During the COVID-19 pandemic, access to more detailed data from GPS trajectories and location service providers has opened up a new research avenue for estimating close-contact meetings with an unprecedented level of detail2,6. One such study used data describing the flows of visitors between ~600,000 locations in ten US cities to estimate the probability for two individuals to meet in a given hour and a given location — such as a restaurant, shop or supermarket — based on their block-group of residence. The study used mobility data aggregated by block-group of residence and considered only block-groups with at least five individuals, thus ensuring k-anonymity with k = 5. Through a metapopulation epidemic model unfolding on top of the estimated contact network, the study showed that a small fraction of locations could account for the large majority of transmissions, and that reopening categories of places such as restaurants, gyms, hotels, cafes and places of worship could produce the largest increases in infections compared to other types of places.

Using a similar approach, a study analysed pseudonymized GPS trajectories of individuals based in Boston who opted-in to provide access to their location data through a GDPR-compliant framework. Focusing on ~2% of the Boston population, the study estimated the probability for any two individuals to be in close physical proximity on any given day, by measuring the fraction of time spent in the same location6. The authors developed a realistic epidemic model, in which the disease spreads on top of the empirical weighted contact network, with nodes representing individuals and links corresponding to close contact probabilities. Unlike the vast majority of epidemic models, which rely on simplified contact patterns, this approach accounts for characteristic aspects of human social behaviour, including wide heterogeneities in the number of contacts across people, and the existence of communities of highly connected individuals. The study used the model to explore different strategies for lifting social distancing interventions following the first epidemic wave, and revealed that the gradual reopening of activities in Boston would make it possible to maintain a low transmission incidence, provided extensive contact tracing and household quarantine were implemented.

Overall, these studies demonstrate the feasibility of using realistic contact networks estimated from GPS data to develop scenario projections for understanding drivers of disease spread. In contrast to other approaches, high-resolution mobility data makes it possible to explore how contacts occurring in different types of locations (such as restaurants, gyms or hotels) contribute to disease spreading. They can further enable us to assess the role played by super-spreading individuals, who infect a high number of other people, and study how epidemics spread within and across social communities.

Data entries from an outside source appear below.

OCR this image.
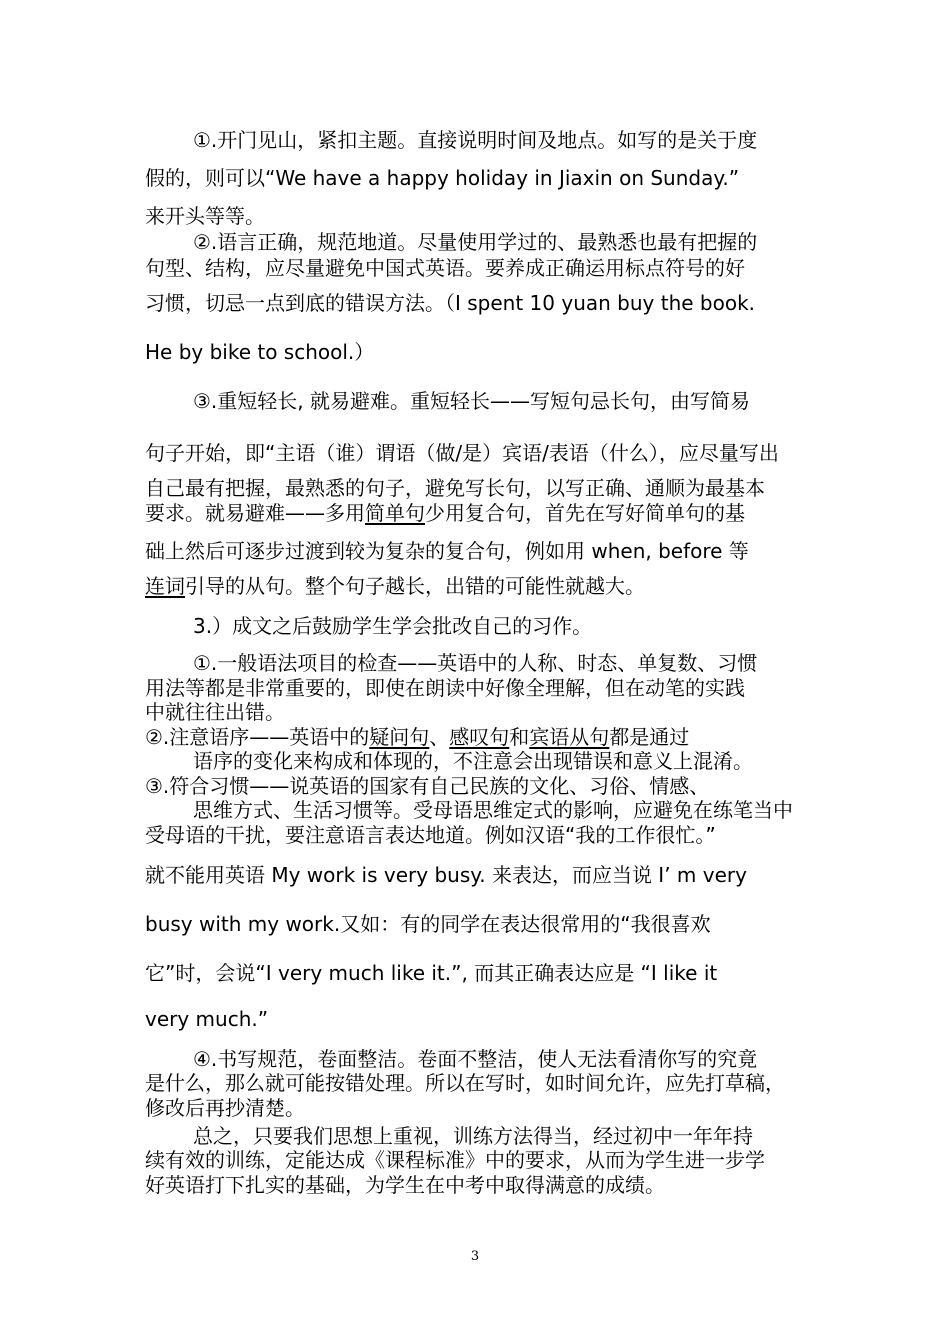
①.开门见山，紧扣主题。直接说明时间及地点。如写的是关于度
假的，则可以“We have a happy holiday in Jiaxin on Sunday.”
来开头等等。
②.语言正确，规范地道。尽量使用学过的、最熟悉也最有把握的
句型、结构，应尽量避免中国式英语。要养成正确运用标点符号的好
习惯，切忌一点到底的错误方法。（I spent 10 yuan buy the book.
He by bike to school.）
③.重短轻长, 就易避难。重短轻长——写短句忌长句，由写简易
句子开始，即“主语（谁）谓语（做/是）宾语/表语（什么），应尽量写出
自己最有把握，最熟悉的句子，避免写长句，以写正确、通顺为最基本
要求。就易避难——多用简单句少用复合句，首先在写好简单句的基
础上然后可逐步过渡到较为复杂的复合句，例如用 when, before 等
连词引导的从句。整个句子越长，出错的可能性就越大。
3.）成文之后鼓励学生学会批改自己的习作。
①.一般语法项目的检查——英语中的人称、时态、单复数、习惯
用法等都是非常重要的，即使在朗读中好像全理解，但在动笔的实践
中就往往出错。
②.注意语序——英语中的疑问句、感叹句和宾语从句都是通过
语序的变化来构成和体现的，不注意会出现错误和意义上混淆。
③.符合习惯——说英语的国家有自己民族的文化、习俗、情感、
思维方式、生活习惯等。受母语思维定式的影响，应避免在练笔当中
受母语的干扰，要注意语言表达地道。例如汉语“我的工作很忙。”
就不能用英语 My work is very busy. 来表达，而应当说 I’ m very
busy with my work.又如：有的同学在表达很常用的“我很喜欢
它”时，会说“I very much like it.”, 而其正确表达应是 “I like it
very much.”
④.书写规范，卷面整洁。卷面不整洁，使人无法看清你写的究竟
是什么，那么就可能按错处理。所以在写时，如时间允许，应先打草稿，
修改后再抄清楚。
总之，只要我们思想上重视，训练方法得当，经过初中一年年持
续有效的训练，定能达成《课程标准》中的要求，从而为学生进一步学
好英语打下扎实的基础，为学生在中考中取得满意的成绩。
3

However, the effects of the limitations of these new methods are not entirely understood. For example, they are based on population samples that are much smaller and that are biased compared to other approaches, and rely on several assumptions and choices underlying the estimation of contacts. Further, they can rely on personal data. More research is needed to validate the inferred contact networks against estimates made from other data sources7,8, to determine the ability of realistic models to generalize across time and geographical areas, and to quantify the model uncertainties. Understanding these aspects will be crucial to assess the cost–benefit ratio of using high-resolution individual data for different purposes, as compared to aggregated data.

The work developed in the past two years has been crucial to monitor, forecast and design interventions to control the spread of disease. The challenges faced during the pandemic have also posed several questions that could drive future fundamental research. For example, what aspects mediate the relationship between local travel, close contacts, and transmissibility? What is the cost–benefit ratio of high-resolution mobility data for epidemic modelling?